Il Capitano con il granata sulla pelle

Pubblicato sull'edizione cartacea de La Città il 18 ottobre 2016

Il Capitano è colui che abbandona per ultimo la nave che affonda. Il Capitano è colui che dà l’esempio ai propri uomini, colui che non molla mai, colui che è capace di difendere i suoi compagni. Il Capitano non è uno come gli altri, ma l’uomo che deve anche mettere a disposizione la propria esperienza al servizio della squadra. La storia recente della Salernitana ci ha regalto alcuni di questi uomini: ricordiamo l’indimenticato Agostino Di Bartolomei, colui che insieme con don Peppino Soglia, il presidente del popolo, traghettò il sodalizio granata verso la terra promessa attesa per ventiquattro anni. C’è poi lo scugnizzo di Mariconda, il nostro Luca Fusco che qualcuno pensò potesse essere un imbroglione, ma i fatti ci hanno raccontato altro. Poi i due capitani della rinascita granata, targata Lotito-Mezzaroma, Francesco Montervino e Manolo Pestrin, e infine l’uomo del nord il trevigiano Roberto Breda. Il Capitano di Rossilandia, la squadra del profeta Delio Rossi, quella che giocava a memoria con tagli, triangolazioni e sovrapposizioni. La mente pensante era lui, quel Roberto silenzioso che proprio come Agostino preferiva il silenzio e parlare sul campo. Roberto da Treviso che proprio qualche giorno dopo la dipartita di Ago, guidò la Salernitana partendo dall’Olimpico di Roma per ritornare dove il popolo granata ha sempre sognato di arrivare un attimo prima di morire. Se chiedi ai tifosi salernitani cosa rappresenta per loro il Capitano di Rossilandia senz’altro bisognerebbe chiedere soccorso all’Accademia della Crusca per coniare nuovi aggettivi. Una stima inesauribile per un uomo che si è tauato la maglia granata sulla pelle.

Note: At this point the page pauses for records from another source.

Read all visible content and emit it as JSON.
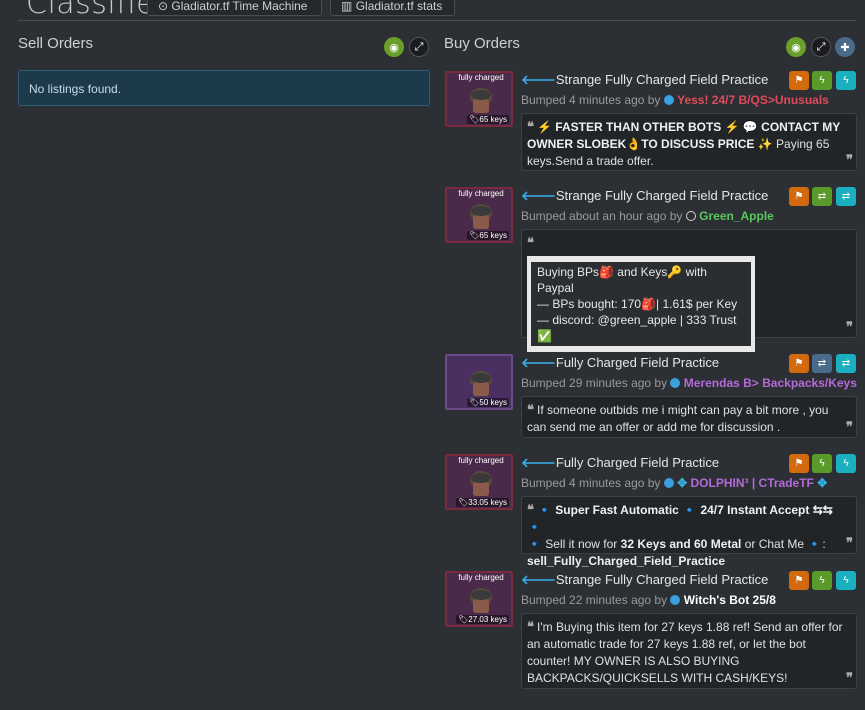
{
  "header": {
    "title": "Classifieds",
    "time_machine_label": "Gladiator.tf Time Machine",
    "stats_label": "Gladiator.tf stats"
  },
  "sell": {
    "title": "Sell Orders",
    "empty_message": "No listings found."
  },
  "buy": {
    "title": "Buy Orders"
  },
  "listings": [
    {
      "effect": "fully charged",
      "price": "65 keys",
      "title": "Strange Fully Charged Field Practice",
      "bumped": "Bumped 4 minutes ago by",
      "user": "Yess! 24/7 B/QS>Unusuals",
      "user_color": "#e04b5a",
      "dot_color": "#3aa0e0",
      "msg_1": "⚡ FASTER THAN OTHER BOTS ⚡ 💬 CONTACT MY OWNER SLOBEK👌TO DISCUSS PRICE ✨",
      "msg_2": " Paying 65 keys.Send a trade offer."
    },
    {
      "effect": "fully charged",
      "price": "65 keys",
      "title": "Strange Fully Charged Field Practice",
      "bumped": "Bumped about an hour ago by",
      "user": "Green_Apple",
      "user_color": "#5ac85a",
      "dot_color": "#2c2f33",
      "ascii_1": "Buying BPs🎒 and Keys🔑 with Paypal",
      "ascii_2": "— BPs bought: 170🎒| 1.61$ per Key",
      "ascii_3": "— discord: @green_apple | 333 Trust ✅"
    },
    {
      "effect": "",
      "price": "50 keys",
      "title": "Fully Charged Field Practice",
      "bumped": "Bumped 29 minutes ago by",
      "user": "Merendas B> Backpacks/Keys",
      "user_color": "#b46ad8",
      "dot_color": "#3aa0e0",
      "msg": "If someone outbids me i might can pay a bit more , you can send me an offer or add me for discussion ."
    },
    {
      "effect": "fully charged",
      "price": "33.05 keys",
      "title": "Fully Charged Field Practice",
      "bumped": "Bumped 4 minutes ago by",
      "user": "DOLPHIN³ | CTradeTF",
      "user_color": "#b46ad8",
      "dot_color": "#3aa0e0",
      "msg_1": "🔹 Super Fast Automatic 🔹 24/7 Instant Accept ⇆⇆ 🔹",
      "msg_2": "🔹 Sell it now for ",
      "msg_3": "32 Keys and 60 Metal",
      "msg_4": " or Chat Me 🔹:",
      "msg_5": "sell_Fully_Charged_Field_Practice"
    },
    {
      "effect": "fully charged",
      "price": "27.03 keys",
      "title": "Strange Fully Charged Field Practice",
      "bumped": "Bumped 22 minutes ago by",
      "user": "Witch's Bot 25/8",
      "user_color": "#ffffff",
      "dot_color": "#3aa0e0",
      "msg": "I'm Buying this item for 27 keys 1.88 ref! Send an offer for an automatic trade for 27 keys 1.88 ref, or let the bot counter! MY OWNER IS ALSO BUYING BACKPACKS/QUICKSELLS WITH CASH/KEYS!"
    }
  ],
  "colors": {
    "flag": "#d46a0e",
    "lightning": "#5a9a2a",
    "cyan": "#1ab0c0",
    "swap": "#4a6a8a",
    "eye": "#6aa02a"
  }
}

Una favola quella di Roberto sintetizzata dal quel “bolide ignorante calciato a trentacinque metri di distanza”, minuto 76’ in quel di Avellino sotto la curva biancoverde. La Sud sintetizzò così: “Che l’Italia lo sappia: Breda al 76’” e Roberto diventa l’idolo di Salerno e il faro di una squadra che quando passa in vantaggio con una rete del camerunense Song all’Olimpico contro i padroni di casa della Roma, esordio in A dopo cinquant’anni, si lascia andare a una danza africana che rimarrà nella storia.
Ma quanti aneddoti potremmo ricordare del nostro Roberto, non solo in campo ma anche tra gli scranni del consiglio comunale in qualità di assessore allo sport. E poi? Ovvio, c’è Roberto in panchina, nuovamente alla guida di uomini tosti, a fine mese tutti senza stipendio. Ma in campo
scriveranno una favola, senza lieto fine, raggiungendo una finale playoff che vedrà i granata fermarsi a una sola rete dalla cadetteria. Una maledetta domenica. Ma adesso quelle lacrime si sono trasformate in sorrisi di gioia e speranza. Ciao Roberto Breda.